There are poems about addiction (Adam Stokell’s ‘Daylong’) suicide (Cyril Wong’s ‘By Christmas’) adultery (Tanya Grae’s ‘Wuthering’) and family violence, including Ann Marie Blanchard’s ‘resc(you)dog’.
… it’s my fault for being a delinquent teen, breaking a family (already broken), selling our acid-flecks: love hearts not red, we—a family of five—love green. You hit girl who consumes horse-tranquiliser, girl who turns limbs into non-limbs.
There are also a number of poems by poets living in my current hometown of Newcastle, including Danny Gentile’s ‘Revival’:
… It is neither broken nor un—. It is reviving.
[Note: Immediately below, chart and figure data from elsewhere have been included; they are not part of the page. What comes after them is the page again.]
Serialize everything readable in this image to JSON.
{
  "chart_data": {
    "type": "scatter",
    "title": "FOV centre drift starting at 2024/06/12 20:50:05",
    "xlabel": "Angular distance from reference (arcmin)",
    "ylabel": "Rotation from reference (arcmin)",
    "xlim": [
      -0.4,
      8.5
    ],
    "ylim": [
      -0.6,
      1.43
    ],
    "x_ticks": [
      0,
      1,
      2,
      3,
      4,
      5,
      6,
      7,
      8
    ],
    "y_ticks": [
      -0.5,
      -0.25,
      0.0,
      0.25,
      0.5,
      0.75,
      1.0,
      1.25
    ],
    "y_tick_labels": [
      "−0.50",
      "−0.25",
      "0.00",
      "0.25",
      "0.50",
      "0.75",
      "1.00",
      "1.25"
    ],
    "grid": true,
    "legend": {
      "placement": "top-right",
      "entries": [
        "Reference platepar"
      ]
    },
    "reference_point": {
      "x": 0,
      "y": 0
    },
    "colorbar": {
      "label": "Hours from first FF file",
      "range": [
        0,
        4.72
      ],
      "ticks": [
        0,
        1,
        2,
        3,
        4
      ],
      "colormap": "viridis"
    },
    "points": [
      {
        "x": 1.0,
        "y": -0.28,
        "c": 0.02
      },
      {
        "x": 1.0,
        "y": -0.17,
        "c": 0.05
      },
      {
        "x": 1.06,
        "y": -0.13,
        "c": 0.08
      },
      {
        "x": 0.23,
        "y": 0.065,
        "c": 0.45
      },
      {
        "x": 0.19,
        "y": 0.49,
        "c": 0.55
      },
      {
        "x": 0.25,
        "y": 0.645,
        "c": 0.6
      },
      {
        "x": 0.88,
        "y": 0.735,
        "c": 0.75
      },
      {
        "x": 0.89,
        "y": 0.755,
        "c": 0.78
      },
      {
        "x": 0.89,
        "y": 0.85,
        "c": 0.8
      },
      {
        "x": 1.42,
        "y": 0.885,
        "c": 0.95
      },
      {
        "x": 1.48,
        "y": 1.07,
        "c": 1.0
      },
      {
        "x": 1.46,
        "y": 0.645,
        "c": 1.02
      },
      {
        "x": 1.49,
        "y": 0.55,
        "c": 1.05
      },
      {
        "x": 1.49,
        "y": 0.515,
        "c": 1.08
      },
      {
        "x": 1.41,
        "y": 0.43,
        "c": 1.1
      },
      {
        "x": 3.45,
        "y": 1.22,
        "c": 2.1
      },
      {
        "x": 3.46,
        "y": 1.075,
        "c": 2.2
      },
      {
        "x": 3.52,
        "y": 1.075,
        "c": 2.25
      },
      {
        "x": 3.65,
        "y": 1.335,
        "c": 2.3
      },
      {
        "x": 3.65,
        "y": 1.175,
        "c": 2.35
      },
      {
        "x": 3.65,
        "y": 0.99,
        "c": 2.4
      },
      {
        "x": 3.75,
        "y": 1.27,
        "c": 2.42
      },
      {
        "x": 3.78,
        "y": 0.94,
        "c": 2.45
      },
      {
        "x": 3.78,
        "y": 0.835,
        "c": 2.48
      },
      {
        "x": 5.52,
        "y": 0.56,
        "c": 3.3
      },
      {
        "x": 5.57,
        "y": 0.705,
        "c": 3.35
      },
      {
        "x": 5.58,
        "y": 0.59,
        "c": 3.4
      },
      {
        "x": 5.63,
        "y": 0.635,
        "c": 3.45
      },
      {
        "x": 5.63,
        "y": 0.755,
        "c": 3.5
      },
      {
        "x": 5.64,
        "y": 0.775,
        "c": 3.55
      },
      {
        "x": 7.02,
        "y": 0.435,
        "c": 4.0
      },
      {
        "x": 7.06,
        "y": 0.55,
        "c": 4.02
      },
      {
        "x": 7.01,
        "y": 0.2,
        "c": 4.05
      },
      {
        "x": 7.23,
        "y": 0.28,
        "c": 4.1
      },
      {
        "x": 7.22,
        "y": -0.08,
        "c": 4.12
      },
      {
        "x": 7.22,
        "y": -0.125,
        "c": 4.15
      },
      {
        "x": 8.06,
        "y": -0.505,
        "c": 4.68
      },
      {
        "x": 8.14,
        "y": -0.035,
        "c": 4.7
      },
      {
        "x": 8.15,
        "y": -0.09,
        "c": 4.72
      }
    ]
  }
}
This sense of revival seems an appropriate place to finish the introduction and invite you to read the issue. It seems that in our post-digital and post-human world both poetry and the self clearly remain enduring anachronisms. As poet John Jenkins wrote in the comments stream for this issue:
Even writing poems in the following way: by programming a robotic system to use a random word generator, and with the poem’s length and structure similarly randomly generated (all this has been possible for some time) still tells you something about the person who would want to do this… An evasion of the personal, or huge curiosity as to what is possible? An absence of egoism or narcissism, or show-offy techno-bling?
I agree with Charles Whalley when he writes that ‘in poetry, as in everyday life, we are continually working through and negotiating with technology, with what it allows us to do and what sorts of people it allows us to be’. He reminds us: ‘Writing itself is a technology’.